Neste cenário surgiu um desafio para as empresas e os governos de como armazenar, controlar, atualizar e acessar esta informação de forma on-line, preservando a confidencialidade das informações sobre os clientes.
Tentaremos abordar este tema de forma simples e sem uso de termos técnicos específicos, mostrando os riscos que as empresas correm de não controlar adequadamente as informações de seus clientes e a legislação brasileira e europeia sobre isso.
Iniciamos introduzindo o que vem a ser a “General Data Protection Regulation”, conhecida como GDPR, que é a legislação europeia para o tema de proteção de dados.
O que é a GDPR e qual sua finalidade?
Antes de falar sobre a GDPR é necessário situar o contexto dos países da União Europeia (UE) sobre o tema de Proteção de Dados.
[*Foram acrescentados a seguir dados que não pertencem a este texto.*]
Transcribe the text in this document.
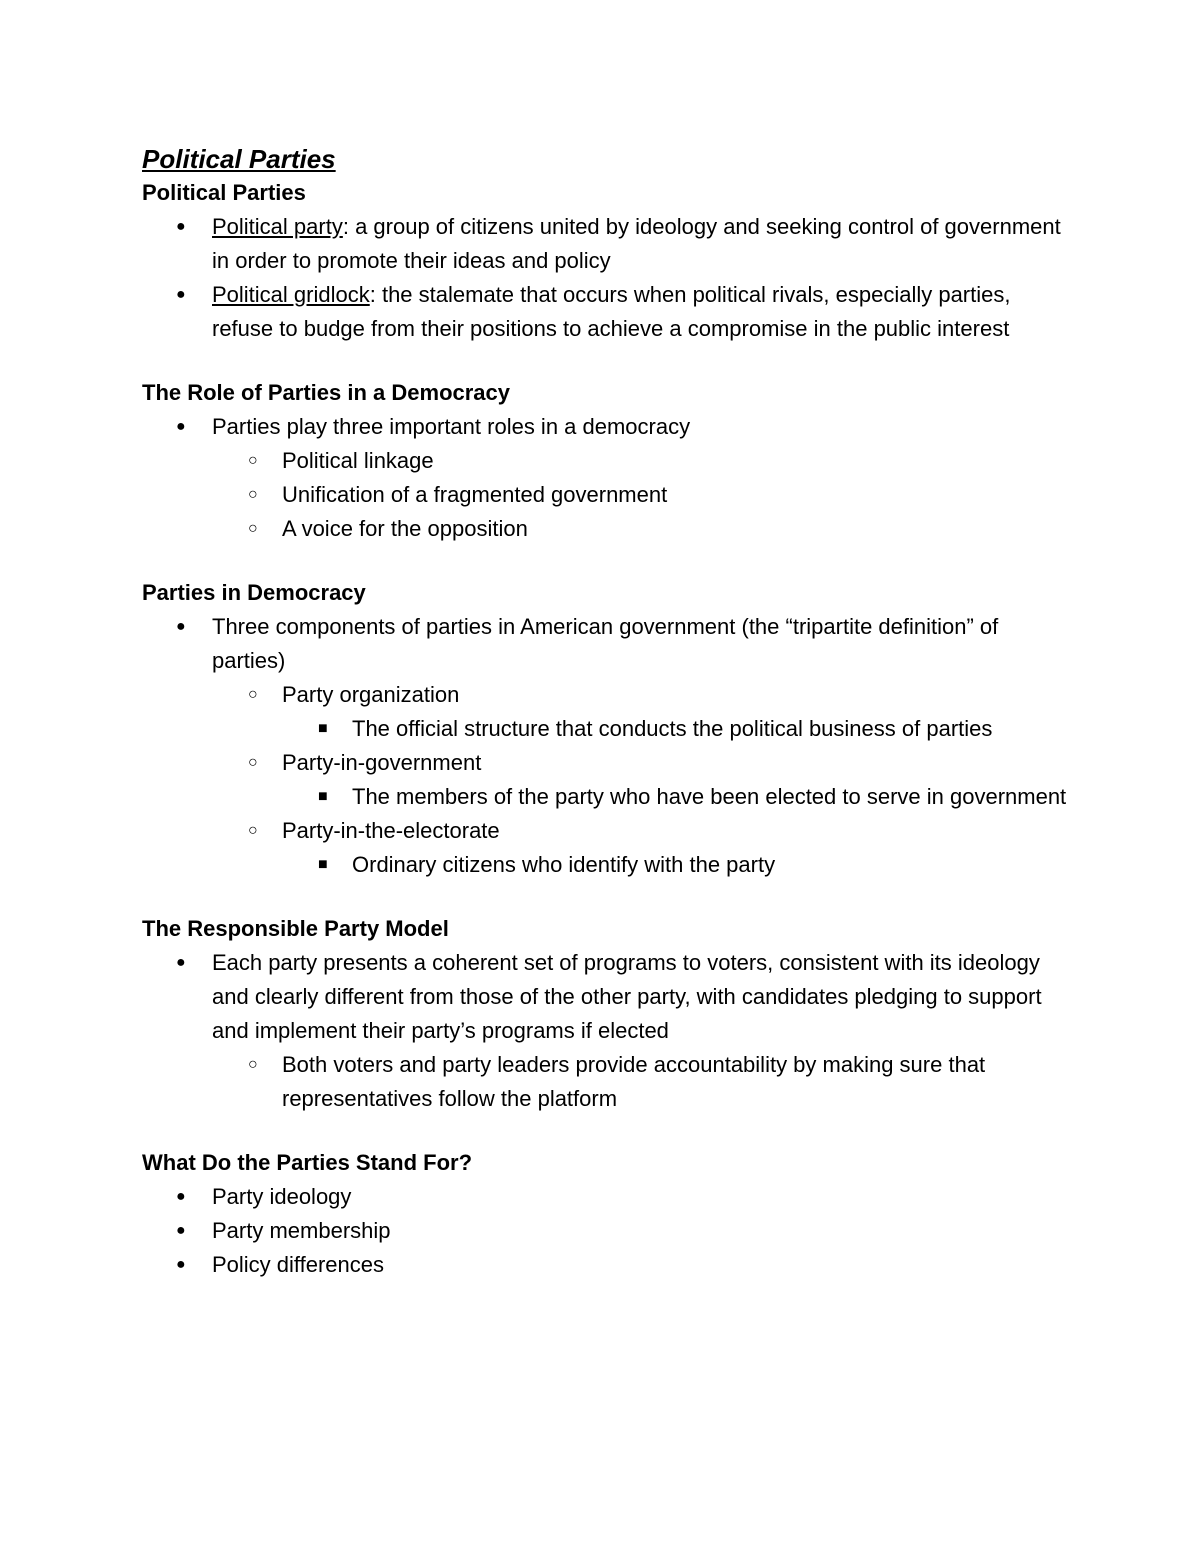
Political Parties
Political Parties
● Political party: a group of citizens united by ideology and seeking control of government in order to promote their ideas and policy
● Political gridlock: the stalemate that occurs when political rivals, especially parties, refuse to budge from their positions to achieve a compromise in the public interest
The Role of Parties in a Democracy
● Parties play three important roles in a democracy
○ Political linkage
○ Unification of a fragmented government
○ A voice for the opposition
Parties in Democracy
● Three components of parties in American government (the “tripartite definition” of parties)
○ Party organization
■ The official structure that conducts the political business of parties
○ Party-in-government
■ The members of the party who have been elected to serve in government
○ Party-in-the-electorate
■ Ordinary citizens who identify with the party
The Responsible Party Model
● Each party presents a coherent set of programs to voters, consistent with its ideology and clearly different from those of the other party, with candidates pledging to support and implement their party’s programs if elected
○ Both voters and party leaders provide accountability by making sure that representatives follow the platform
What Do the Parties Stand For?
● Party ideology
● Party membership
● Policy differences
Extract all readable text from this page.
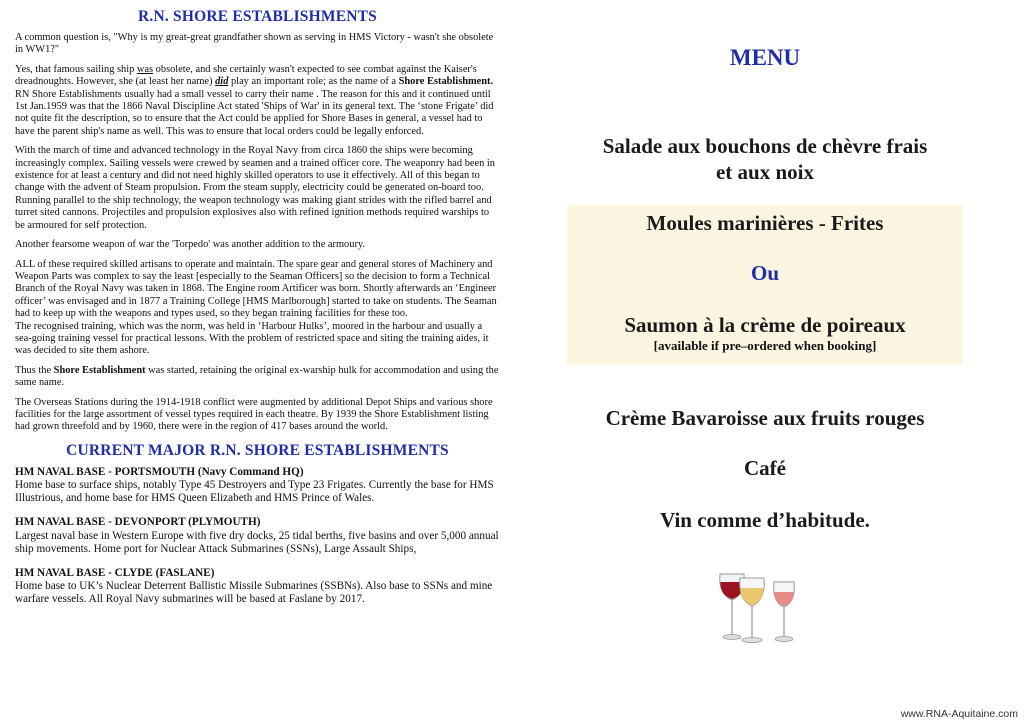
R.N. SHORE ESTABLISHMENTS

A common question is, "Why is my great-great grandfather shown as serving in HMS Victory - wasn't she obsolete in WW1?"

Yes, that famous sailing ship was obsolete, and she certainly wasn't expected to see combat against the Kaiser's dreadnoughts. However, she (at least her name) did play an important role; as the name of a Shore Establishment.

RN Shore Establishments usually had a small vessel to carry their name . The reason for this and it continued until 1st Jan.1959 was that the 1866 Naval Discipline Act stated 'Ships of War' in its general text. The ‘stone Frigate’ did not quite fit the description, so to ensure that the Act could be applied for Shore Bases in general, a vessel had to have the parent ship's name as well. This was to ensure that local orders could be legally enforced.

With the march of time and advanced technology in the Royal Navy from circa 1860 the ships were becoming increasingly complex. Sailing vessels were crewed by seamen and a trained officer core. The weaponry had been in existence for at least a century and did not need highly skilled operators to use it effectively. All of this began to change with the advent of Steam propulsion. From the steam supply, electricity could be generated on-board too.

Running parallel to the ship technology, the weapon technology was making giant strides with the rifled barrel and turret sited cannons. Projectiles and propulsion explosives also with refined ignition methods required warships to be armoured for self protection.

Another fearsome weapon of war the 'Torpedo' was another addition to the armoury.

ALL of these required skilled artisans to operate and maintain. The spare gear and general stores of Machinery and Weapon Parts was complex to say the least [especially to the Seaman Officers] so the decision to form a Technical Branch of the Royal Navy was taken in 1868. The Engine room Artificer was born. Shortly afterwards an ‘Engineer officer’ was envisaged and in 1877 a Training College [HMS Marlborough] started to take on students. The Seaman had to keep up with the weapons and types used, so they began training facilities for these too.

The recognised training, which was the norm, was held in ‘Harbour Hulks’, moored in the harbour and usually a sea-going training vessel for practical lessons. With the problem of restricted space and siting the training aides, it was decided to site them ashore.

Thus the Shore Establishment was started, retaining the original ex-warship hulk for accommodation and using the same name.

The Overseas Stations during the 1914-1918 conflict were augmented by additional Depot Ships and various shore facilities for the large assortment of vessel types required in each theatre. By 1939 the Shore Establishment listing had grown threefold and by 1960, there were in the region of 417 bases around the world.

CURRENT MAJOR R.N. SHORE ESTABLISHMENTS
HM NAVAL BASE - PORTSMOUTH (Navy Command HQ)
Home base to surface ships, notably Type 45 Destroyers and Type 23 Frigates. Currently the base for HMS Illustrious, and home base for HMS Queen Elizabeth and HMS Prince of Wales.
HM NAVAL BASE - DEVONPORT (PLYMOUTH)
Largest naval base in Western Europe with five dry docks, 25 tidal berths, five basins and over 5,000 annual ship movements. Home port for Nuclear Attack Submarines (SSNs), Large Assault Ships,
HM NAVAL BASE - CLYDE (FASLANE)
Home base to UK’s Nuclear Deterrent Ballistic Missile Submarines (SSBNs). Also base to SSNs and mine warfare vessels. All Royal Navy submarines will be based at Faslane by 2017.
MENU
Salade aux bouchons de chèvre frais
et aux noix
Moules marinières - Frites
Ou
Saumon à la crème de poireaux
[available if pre–ordered when booking]
Crème Bavaroisse aux fruits rouges
Café
Vin comme d’habitude.
www.RNA-Aquitaine.com
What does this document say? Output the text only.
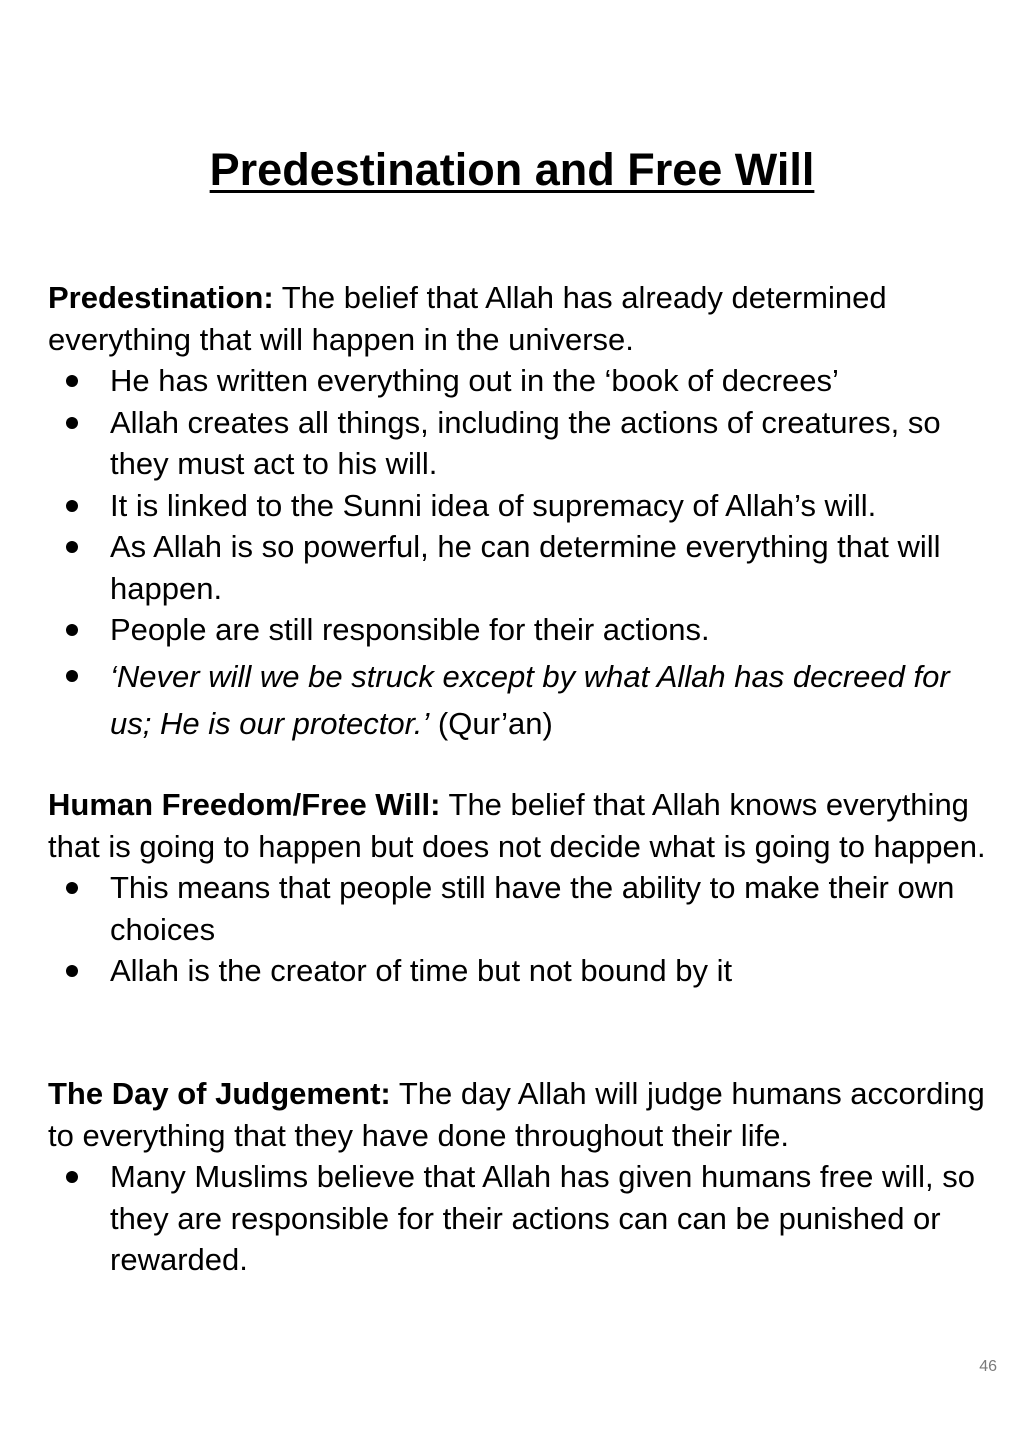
Predestination and Free Will

Predestination: The belief that Allah has already determined everything that will happen in the universe.

He has written everything out in the ‘book of decrees’
Allah creates all things, including the actions of creatures, so they must act to his will.
It is linked to the Sunni idea of supremacy of Allah’s will.
As Allah is so powerful, he can determine everything that will happen.
People are still responsible for their actions.
‘Never will we be struck except by what Allah has decreed for us; He is our protector.’ (Qur’an)

Human Freedom/Free Will: The belief that Allah knows everything that is going to happen but does not decide what is going to happen.

This means that people still have the ability to make their own choices
Allah is the creator of time but not bound by it

The Day of Judgement: The day Allah will judge humans according to everything that they have done throughout their life.

Many Muslims believe that Allah has given humans free will, so they are responsible for their actions can can be punished or rewarded.

46
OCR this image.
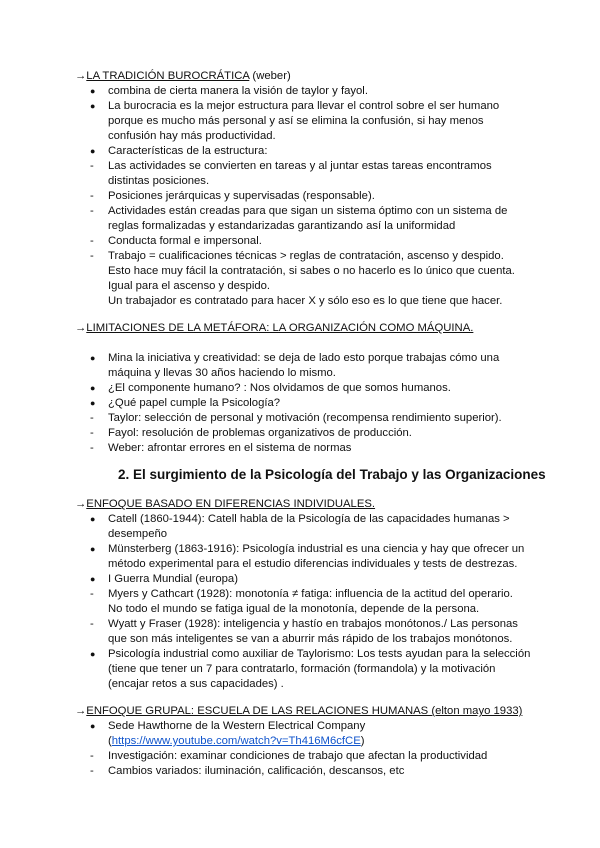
→LA TRADICIÓN BUROCRÁTICA (weber)
● combina de cierta manera la visión de taylor y fayol.
● La burocracia es la mejor estructura para llevar el control sobre el ser humano
porque es mucho más personal y así se elimina la confusión, si hay menos
confusión hay más productividad.
● Características de la estructura:
- Las actividades se convierten en tareas y al juntar estas tareas encontramos
distintas posiciones.
- Posiciones jerárquicas y supervisadas (responsable).
- Actividades están creadas para que sigan un sistema óptimo con un sistema de
reglas formalizadas y estandarizadas garantizando así la uniformidad
- Conducta formal e impersonal.
- Trabajo = cualificaciones técnicas > reglas de contratación, ascenso y despido.
Esto hace muy fácil la contratación, si sabes o no hacerlo es lo único que cuenta.
Igual para el ascenso y despido.
Un trabajador es contratado para hacer X y sólo eso es lo que tiene que hacer.
→LIMITACIONES DE LA METÁFORA: LA ORGANIZACIÓN COMO MÁQUINA.
● Mina la iniciativa y creatividad: se deja de lado esto porque trabajas cómo una
máquina y llevas 30 años haciendo lo mismo.
● ¿El componente humano? : Nos olvidamos de que somos humanos.
● ¿Qué papel cumple la Psicología?
- Taylor: selección de personal y motivación (recompensa rendimiento superior).
- Fayol: resolución de problemas organizativos de producción.
- Weber: afrontar errores en el sistema de normas
2. El surgimiento de la Psicología del Trabajo y las Organizaciones
→ENFOQUE BASADO EN DIFERENCIAS INDIVIDUALES.
● Catell (1860-1944): Catell habla de la Psicología de las capacidades humanas >
desempeño
● Münsterberg (1863-1916): Psicología industrial es una ciencia y hay que ofrecer un
método experimental para el estudio diferencias individuales y tests de destrezas.
● I Guerra Mundial (europa)
- Myers y Cathcart (1928): monotonía ≠ fatiga: influencia de la actitud del operario.
No todo el mundo se fatiga igual de la monotonía, depende de la persona.
- Wyatt y Fraser (1928): inteligencia y hastío en trabajos monótonos./ Las personas
que son más inteligentes se van a aburrir más rápido de los trabajos monótonos.
● Psicología industrial como auxiliar de Taylorismo: Los tests ayudan para la selección
(tiene que tener un 7 para contratarlo, formación (formandola) y la motivación
(encajar retos a sus capacidades) .
→ENFOQUE GRUPAL: ESCUELA DE LAS RELACIONES HUMANAS (elton mayo 1933)
● Sede Hawthorne de la Western Electrical Company
(https://www.youtube.com/watch?v=Th416M6cfCE)
- Investigación: examinar condiciones de trabajo que afectan la productividad
- Cambios variados: iluminación, calificación, descansos, etc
Antes da GDPR, as empresas que atuavam nos vários países da Europa tinham que conhecer e estar em conformidade com a legislação de proteção de dados de cada país em que atuavam, gerando custos de consultoria e auditoria significativos.
Em 2016 foi publicada a primeira versão da GDPR e após alguns ajustes foi republicada uma nova versão em maio de 2018. Isto permitiu que uma única lei de proteção de dados fosse aplicada a todos os países que compõem a União Europeia, reduzindo drasticamente os custos das empresas com os procedimentos e políticas de proteção de dados que tinham no cenário pré- GDPR.
Em uma pesquisa realizada pela Comissão Europeia com vários países que compõem a UE, foi feita a pergunta “Qual o nível de controle que você tem sobre a informação que você provê on-line, como por exemplo, sua competência para corrigir, mudar ou excluir esta informação?” As respostas foram classificadas em três categorias:
- Controle total sobre as informações: as respostas variaram entre 4% a 31% do total de empresas respondentes em cada país pesquisado. Demonstrando maturidade de proteção de dados muito distintas entre as empresas nos diversos países pesquisados.
- Controle parcial sobre as informações: as respostas variaram entre 42% e 64% demonstrando aqui uma convergência maior das respostas das empresas entre os vários países pesquisados.
- Nenhum controle sobre as informações: as respostas variaram entre 16% e 45%, e novamente aqui se identificou situações muito peculiares entre os países pesquisados.
Finalmente fica claro que muitos países da Europa ainda terão um caminho importante para aperfeiçoar seus mecanismos de controle de informação on-line de seus clientes.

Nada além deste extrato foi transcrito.